Ada kelompok masyarakat yang tersebar di berbagai kecamatan selama ini rutin menggelar PSN. Anggit mencontohkan seperti di Kecamatan Bayat ada kelompok yang diberi nama Bangjeni, di Kecamatan Karangdowo ada Batik Merapi, serta Kecamatan Klaten Tengah ada Ronda Jentik.

Terkait pengasapan atau fogging, Anggit menjelaskan fogging dilakukan di Desa Banyuripan, Kecamatan Bayat dan Desa Barukan, Kecamatan Manisrenggo selama Januari 2019. “Fogging memang dari permintaan warga. Tetapi, kami tidak serta merta melakukan fogging. Ada kriteria yang harus dipenuhi seperti ada temuan kasus positif DB dan ada dua penderita panas dalam radius 100 meter. Syarat lainnya yakni diawali dengan PSN agar jentik nyamuk bersih dulu,” ungkapnya.

Anggit menegaskan fogging bukan pilihan terbaik untuk mengatasi DB. PSN menjadi cara paling efektif agar kasus DB tak semakin meningkat. Fogging justru dinilai memberikan dampak negatif. “Dampak langsung ke orangnya seperti lantai rumah menjadi lengket karena fogging dilakukan menggunakan obat dan solar.
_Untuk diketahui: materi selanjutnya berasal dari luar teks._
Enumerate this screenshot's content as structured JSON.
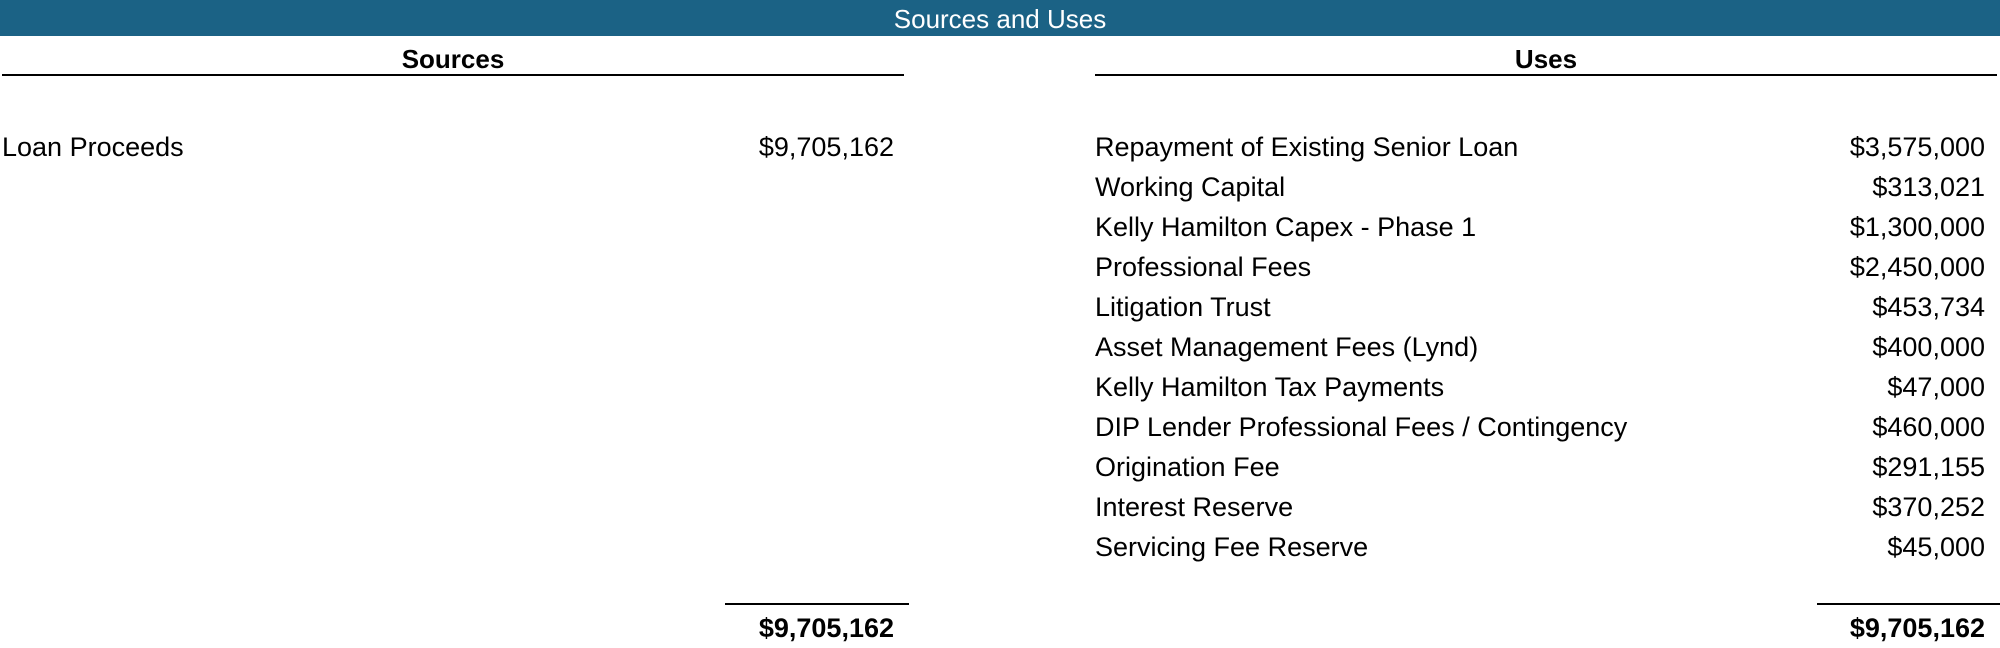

Berisiko kontaminasi pada makanan. Ketika obat fogging dihirup wereng atau serangga lainnya, justru membuat hewan tersebut resistansi atau kebal dan tentunya berdampak pada pertanian,” jelas dia.

Selain itu, fogging berisiko pada perkembangan hewan piaraan seperti burung berkicau. Anggit menjelaskan pasca kegiatan fogging, Dinkes pernah dikomplain warga lantaran burung atau unggas yang mereka pelihara mati atau enggan bertelur. “Pernah ada yang komplain jika burung Cucakrowo mati setelah fogging. Makanya, ketika ada permintaan fogging, kami selalu jelaskan dulu dampaknya seperti apa dan harus diawali dengan PSN,” jelas dia.

Petugas Puskesmas Manisrenggo, Ireng Nastiti, menjelaskan awalnya ada laporan belasan warga dukuh setempat yang mengalami demam tinggi. Namun, dari hasil diagnosis rumah sakit, hanya ada tiga warga yang dinyatakan positif DB. “Sebelum ada fogging ini kami lakukan penyuluhan termasuk kegunaan dan efek sampingnya,” jelas dia.